With no AI laws passed by Congress, Biden's administration has been limited to what essentially amounts to guidelines, leaving big US tech companies to formulate their own policies and police their own products.

Alternative pathways

In March, the UN General Assembly passed a landmark resolution aimed at promoting the safe use of AI, urging countries to avoid AI applications that contravene international law or threaten human rights.

Although not legally binding, its international adoption could catalyse action and encourage countries to enact their own legislation governing the use of AI.

Critics say contentious issues like the use of AI in military applications were not covered, nor was the cosy relationship between big tech firms and governments.

The US supported the resolution, which sparked debate. According to Forbes, a business magazine, Washington's backing was with a view to counterbalancing China's growing influence in the field of AI.

The country that establishes the first workable legal framework for AI is likely to shape the conditions and values underpinning its use, which Washington recognises. 

The EU legislation will set a precedent, with similar measures expected in the US, which continues to trail the EU in regulating the AI sector.

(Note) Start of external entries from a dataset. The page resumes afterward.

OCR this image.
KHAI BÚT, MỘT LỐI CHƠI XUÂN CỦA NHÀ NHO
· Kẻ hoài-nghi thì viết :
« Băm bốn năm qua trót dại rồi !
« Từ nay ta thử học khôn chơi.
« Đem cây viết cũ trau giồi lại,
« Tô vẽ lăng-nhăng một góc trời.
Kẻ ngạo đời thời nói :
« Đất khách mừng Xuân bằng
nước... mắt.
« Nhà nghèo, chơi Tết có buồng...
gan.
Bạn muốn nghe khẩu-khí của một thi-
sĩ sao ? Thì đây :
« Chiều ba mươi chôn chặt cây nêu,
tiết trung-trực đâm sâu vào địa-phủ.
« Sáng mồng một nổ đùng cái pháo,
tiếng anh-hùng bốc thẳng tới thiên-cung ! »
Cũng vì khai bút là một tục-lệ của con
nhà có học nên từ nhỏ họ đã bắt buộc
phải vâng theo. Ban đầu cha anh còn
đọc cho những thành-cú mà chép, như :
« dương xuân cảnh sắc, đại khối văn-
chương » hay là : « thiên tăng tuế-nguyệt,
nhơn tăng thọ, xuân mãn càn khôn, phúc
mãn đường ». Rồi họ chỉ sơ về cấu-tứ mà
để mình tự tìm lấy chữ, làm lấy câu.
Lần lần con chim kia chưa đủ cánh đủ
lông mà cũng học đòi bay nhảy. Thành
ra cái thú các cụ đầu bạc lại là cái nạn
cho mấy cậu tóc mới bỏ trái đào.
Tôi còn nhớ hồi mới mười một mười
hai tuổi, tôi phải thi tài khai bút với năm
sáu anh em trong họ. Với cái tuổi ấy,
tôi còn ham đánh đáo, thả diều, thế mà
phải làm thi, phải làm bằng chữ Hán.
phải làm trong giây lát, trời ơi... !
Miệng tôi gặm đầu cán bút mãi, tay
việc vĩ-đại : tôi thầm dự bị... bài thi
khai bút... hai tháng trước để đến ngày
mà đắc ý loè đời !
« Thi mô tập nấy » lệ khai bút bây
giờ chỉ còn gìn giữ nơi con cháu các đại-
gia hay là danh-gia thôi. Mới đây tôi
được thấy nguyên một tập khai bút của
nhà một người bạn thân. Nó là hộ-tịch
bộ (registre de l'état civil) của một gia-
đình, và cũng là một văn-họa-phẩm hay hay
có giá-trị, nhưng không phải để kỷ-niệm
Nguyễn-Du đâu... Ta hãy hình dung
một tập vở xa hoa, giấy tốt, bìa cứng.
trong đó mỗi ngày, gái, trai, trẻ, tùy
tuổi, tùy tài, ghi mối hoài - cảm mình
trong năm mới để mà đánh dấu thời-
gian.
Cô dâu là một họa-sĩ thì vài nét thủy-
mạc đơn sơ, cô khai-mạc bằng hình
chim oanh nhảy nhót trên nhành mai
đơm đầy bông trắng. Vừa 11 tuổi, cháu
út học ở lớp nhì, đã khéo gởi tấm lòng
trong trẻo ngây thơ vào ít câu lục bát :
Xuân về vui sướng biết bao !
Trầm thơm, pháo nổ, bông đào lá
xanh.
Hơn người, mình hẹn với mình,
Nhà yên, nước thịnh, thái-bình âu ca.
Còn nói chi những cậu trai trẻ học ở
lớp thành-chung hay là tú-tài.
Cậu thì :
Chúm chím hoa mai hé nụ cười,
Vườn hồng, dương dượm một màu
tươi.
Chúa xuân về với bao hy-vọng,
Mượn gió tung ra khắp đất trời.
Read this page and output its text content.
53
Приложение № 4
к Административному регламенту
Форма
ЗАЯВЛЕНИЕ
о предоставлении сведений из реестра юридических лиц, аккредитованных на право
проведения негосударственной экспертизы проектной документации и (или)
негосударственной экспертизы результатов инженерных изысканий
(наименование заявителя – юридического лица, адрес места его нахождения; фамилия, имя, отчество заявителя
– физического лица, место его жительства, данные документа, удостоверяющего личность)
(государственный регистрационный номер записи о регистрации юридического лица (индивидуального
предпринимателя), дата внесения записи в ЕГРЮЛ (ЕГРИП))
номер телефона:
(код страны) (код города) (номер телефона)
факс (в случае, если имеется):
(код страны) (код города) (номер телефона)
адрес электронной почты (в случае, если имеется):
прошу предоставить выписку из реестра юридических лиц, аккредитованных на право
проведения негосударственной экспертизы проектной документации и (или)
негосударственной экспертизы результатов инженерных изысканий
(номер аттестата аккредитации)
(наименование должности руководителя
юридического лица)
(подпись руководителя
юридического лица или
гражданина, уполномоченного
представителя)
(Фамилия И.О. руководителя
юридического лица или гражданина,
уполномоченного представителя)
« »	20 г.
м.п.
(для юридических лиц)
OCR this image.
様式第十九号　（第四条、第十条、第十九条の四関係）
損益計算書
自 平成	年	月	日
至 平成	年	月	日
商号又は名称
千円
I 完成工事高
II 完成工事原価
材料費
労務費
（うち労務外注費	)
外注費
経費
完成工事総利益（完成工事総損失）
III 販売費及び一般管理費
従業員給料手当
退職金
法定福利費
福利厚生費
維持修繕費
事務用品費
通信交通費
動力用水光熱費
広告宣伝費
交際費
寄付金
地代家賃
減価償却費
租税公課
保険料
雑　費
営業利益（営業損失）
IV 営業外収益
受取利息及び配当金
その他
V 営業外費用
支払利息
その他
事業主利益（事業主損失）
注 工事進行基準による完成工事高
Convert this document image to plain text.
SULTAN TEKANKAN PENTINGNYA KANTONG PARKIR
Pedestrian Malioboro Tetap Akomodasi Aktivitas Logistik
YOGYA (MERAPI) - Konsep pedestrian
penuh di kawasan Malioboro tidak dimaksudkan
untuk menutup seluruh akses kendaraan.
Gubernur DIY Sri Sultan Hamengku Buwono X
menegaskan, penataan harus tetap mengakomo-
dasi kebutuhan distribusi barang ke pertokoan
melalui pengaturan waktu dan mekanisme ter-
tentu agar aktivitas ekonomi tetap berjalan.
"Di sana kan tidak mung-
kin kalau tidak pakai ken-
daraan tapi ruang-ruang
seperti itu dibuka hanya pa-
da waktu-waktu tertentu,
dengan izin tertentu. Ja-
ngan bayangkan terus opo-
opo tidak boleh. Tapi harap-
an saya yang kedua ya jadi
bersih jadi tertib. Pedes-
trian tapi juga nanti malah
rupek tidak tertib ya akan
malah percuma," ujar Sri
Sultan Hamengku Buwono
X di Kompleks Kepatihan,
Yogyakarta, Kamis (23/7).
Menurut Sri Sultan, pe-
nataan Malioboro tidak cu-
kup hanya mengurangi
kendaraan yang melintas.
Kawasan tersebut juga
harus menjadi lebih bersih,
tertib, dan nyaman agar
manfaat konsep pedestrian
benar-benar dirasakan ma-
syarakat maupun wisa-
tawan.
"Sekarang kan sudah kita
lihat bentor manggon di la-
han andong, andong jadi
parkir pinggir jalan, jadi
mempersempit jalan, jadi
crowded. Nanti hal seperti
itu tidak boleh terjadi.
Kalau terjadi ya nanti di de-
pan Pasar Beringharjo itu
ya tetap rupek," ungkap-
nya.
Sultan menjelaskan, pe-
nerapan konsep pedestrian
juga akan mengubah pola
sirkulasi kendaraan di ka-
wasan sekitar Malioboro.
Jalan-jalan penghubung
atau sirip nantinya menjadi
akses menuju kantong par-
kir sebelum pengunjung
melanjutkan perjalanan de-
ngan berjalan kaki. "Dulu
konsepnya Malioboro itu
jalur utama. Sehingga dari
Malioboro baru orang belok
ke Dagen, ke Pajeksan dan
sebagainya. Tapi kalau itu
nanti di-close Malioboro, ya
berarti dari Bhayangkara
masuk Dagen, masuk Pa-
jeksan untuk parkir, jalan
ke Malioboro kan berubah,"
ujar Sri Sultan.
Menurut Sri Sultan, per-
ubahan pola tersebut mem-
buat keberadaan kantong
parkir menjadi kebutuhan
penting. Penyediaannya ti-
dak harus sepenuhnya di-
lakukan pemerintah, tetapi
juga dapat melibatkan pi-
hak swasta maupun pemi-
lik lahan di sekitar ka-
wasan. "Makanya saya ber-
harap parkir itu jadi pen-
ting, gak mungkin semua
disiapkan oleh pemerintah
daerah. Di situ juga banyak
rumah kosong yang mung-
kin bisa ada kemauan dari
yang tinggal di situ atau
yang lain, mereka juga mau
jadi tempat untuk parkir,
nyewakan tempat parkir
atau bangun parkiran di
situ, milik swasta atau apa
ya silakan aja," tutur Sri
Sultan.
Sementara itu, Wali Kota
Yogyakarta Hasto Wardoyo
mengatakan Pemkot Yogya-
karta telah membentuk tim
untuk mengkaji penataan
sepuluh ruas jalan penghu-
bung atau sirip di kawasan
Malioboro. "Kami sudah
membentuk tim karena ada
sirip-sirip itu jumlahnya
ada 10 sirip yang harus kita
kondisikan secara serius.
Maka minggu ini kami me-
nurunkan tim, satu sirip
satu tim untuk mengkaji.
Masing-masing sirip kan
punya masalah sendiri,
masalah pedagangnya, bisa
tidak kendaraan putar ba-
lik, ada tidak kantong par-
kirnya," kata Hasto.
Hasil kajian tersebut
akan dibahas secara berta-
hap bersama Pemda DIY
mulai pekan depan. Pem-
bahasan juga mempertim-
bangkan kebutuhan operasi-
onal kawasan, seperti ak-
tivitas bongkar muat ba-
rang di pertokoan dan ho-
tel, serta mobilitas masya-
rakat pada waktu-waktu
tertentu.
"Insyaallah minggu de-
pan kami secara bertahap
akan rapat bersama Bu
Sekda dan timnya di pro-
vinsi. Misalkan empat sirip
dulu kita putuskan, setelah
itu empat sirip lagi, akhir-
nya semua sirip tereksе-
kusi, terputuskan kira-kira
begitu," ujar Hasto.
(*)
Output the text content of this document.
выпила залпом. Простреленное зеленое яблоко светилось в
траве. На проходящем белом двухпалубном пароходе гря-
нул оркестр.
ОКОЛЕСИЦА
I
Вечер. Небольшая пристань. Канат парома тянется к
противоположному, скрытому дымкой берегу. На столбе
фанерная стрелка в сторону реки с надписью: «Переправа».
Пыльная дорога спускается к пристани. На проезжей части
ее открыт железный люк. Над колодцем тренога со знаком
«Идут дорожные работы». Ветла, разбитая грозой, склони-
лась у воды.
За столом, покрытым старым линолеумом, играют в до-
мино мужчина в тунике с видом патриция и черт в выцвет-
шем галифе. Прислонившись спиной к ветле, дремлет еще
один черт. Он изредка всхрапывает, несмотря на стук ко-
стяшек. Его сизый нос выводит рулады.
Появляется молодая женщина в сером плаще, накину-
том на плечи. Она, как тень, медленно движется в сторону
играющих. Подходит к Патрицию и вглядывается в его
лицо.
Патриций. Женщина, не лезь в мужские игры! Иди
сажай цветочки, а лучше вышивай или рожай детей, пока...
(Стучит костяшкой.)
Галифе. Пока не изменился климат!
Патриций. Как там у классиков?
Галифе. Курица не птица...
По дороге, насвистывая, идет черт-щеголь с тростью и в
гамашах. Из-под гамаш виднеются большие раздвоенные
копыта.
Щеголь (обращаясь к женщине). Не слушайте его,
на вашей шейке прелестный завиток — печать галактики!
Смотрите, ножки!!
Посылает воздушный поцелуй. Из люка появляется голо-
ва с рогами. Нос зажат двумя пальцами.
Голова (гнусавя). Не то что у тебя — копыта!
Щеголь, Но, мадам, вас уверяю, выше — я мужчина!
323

Consequently, there is the opportunity to promote Western values such as freedom and democracy in AI applications, in contrast to the authoritarianism, surveillance, and censorship now so well-established in China.

In areas such as legal frameworks, the development of AI is becoming increasingly subject to traditional geopolitical rivalries between the US and China.

But the technology itself is advancing far faster than the efforts of governments and international organisations to regulate it. As soon as a law is drafted, it is out of date.

Elon Musk, the entrepreneur who owns electric car maker Tesla and social media site X, was an early backer of OpenAI, which created the popular generative AI algorithm ChatGPT

Read more: Dissecting discord: The unravelling of the Musk-Altman OpenAI partnership

He has joined other experts to issue warnings about the alarming evolution of the technology. Its speed and scope of development mean that it will soon surpass human intelligence, adding to the complexity of its regulation.

Furthermore, the nature of the technology means that it is not delineated by geographical boundaries, unlike other regulated industries. AI is an area that shows the limits of sovereignty.

The need for legal safeguarding is now both urgent and important, because authorities and companies abusing such powerful technology could cause untold problems. 

In the race between innovation and regulation, the EU has fired the first serious shot for the latter.